In more recent times the landlord and landlady of the Clifton were Pat and Tom Bill. They took over the Clifton Hotel in 1968 - they bought the tenancy from Len and Nan Gill. Before that it was owned by the Anderson family. They sold the tenancy of the Clifton Hotel in 1971 to Councillor Peter Talbot.

In 1968 the Clifton had two bars, 24 bedrooms and an enormous ballroom overlooking the railway station. It had very old fashioned tiled ladies and gents' toilets with the old brass "penny" locks.

When the Bills decorated the dining room, it was discovered that room had previously been the stables horse troughs were found. They also found lots of items for silver service such as soup tureens and huge platters as well as maids' uniforms with mop caps.

  • It was a pleasure to hear from reader Yvette Spicer.

Mrs Spicer very kindly reminded us of the Dolphin Hotel in Park Street. She said: "I used to play darts there. It's a very friendly pub I still like going there now. In 1971 when the Clifton was sold, it was changed into flats by the new owner, with just the bar remaining open to the public.

Dorset Echo:

"I also remember playing darts in the Prince of Wales which is now flats, my friend's daughter lives in there.

"Another pub not mentioned was I believe one called the Albion which was on the corner of Commercial Road and Bath Street."

Mrs Spicer is certainly familiar with many of the pubs having worked in: The Boot, the Royal Oak, the Market House Tavern, the Buff Club and the Bingo Hall on Crescent Street, the Centenary Club where KFC is now, Littlemoor Sports and Social Centre and the John Gregory.

Mrs Spicer is now retired and certainly deserves to put her feet up after pulling so many pints!

We also spoke to John Bailey, who is a regular at the Dolphin. Mr Bailey moved to Weymouth from Malmesbury, Wiltshire, around 20 years ago. Coming across the Dolphin he fell in love with the pub and became a regular customer, finding out as much as he could about its history.
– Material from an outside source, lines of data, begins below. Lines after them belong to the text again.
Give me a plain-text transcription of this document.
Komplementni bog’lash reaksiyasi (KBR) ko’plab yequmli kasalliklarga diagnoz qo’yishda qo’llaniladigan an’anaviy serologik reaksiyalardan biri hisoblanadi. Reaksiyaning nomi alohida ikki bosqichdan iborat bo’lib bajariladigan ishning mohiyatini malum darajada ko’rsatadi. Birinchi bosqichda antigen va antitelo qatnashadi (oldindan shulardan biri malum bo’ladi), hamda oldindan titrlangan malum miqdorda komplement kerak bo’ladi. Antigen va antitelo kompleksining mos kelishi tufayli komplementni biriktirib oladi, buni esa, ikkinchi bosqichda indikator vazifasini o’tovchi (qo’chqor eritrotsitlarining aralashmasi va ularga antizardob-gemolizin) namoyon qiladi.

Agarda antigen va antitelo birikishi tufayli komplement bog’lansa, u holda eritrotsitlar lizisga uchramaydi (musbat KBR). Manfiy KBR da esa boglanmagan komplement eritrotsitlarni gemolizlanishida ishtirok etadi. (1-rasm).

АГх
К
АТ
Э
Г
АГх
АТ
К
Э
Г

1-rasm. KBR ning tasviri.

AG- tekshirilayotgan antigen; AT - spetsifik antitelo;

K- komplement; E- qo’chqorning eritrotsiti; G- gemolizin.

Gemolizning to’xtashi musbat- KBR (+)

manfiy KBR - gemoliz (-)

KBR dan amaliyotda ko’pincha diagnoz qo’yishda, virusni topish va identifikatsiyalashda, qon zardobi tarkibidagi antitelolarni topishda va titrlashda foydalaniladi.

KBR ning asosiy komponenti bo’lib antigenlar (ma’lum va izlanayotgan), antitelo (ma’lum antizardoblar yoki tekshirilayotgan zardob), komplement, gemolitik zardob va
He said: "We know that the pub goes back some way because it's on the 1864 Ordnance Survey map . At that time the map shows some big holes in Park Street, it wasn't fully developed then.

"The back bar of the Dolphin was an addition that was put in in the mid 1950s. We know this because there's a photo that was taken by Weymouth photographer Graham Herbert from the old Christ Church tower. You can see that the back area of the pub wasn't there before 1955."

Dorset Echo:

The Dolphin is a special pub, Mr Bailey tells us.

Dorset Echo:

"It's such an unspoilt pub and I think one of the only ones that has got separate bars. There aren't many left like that in Weymouth now."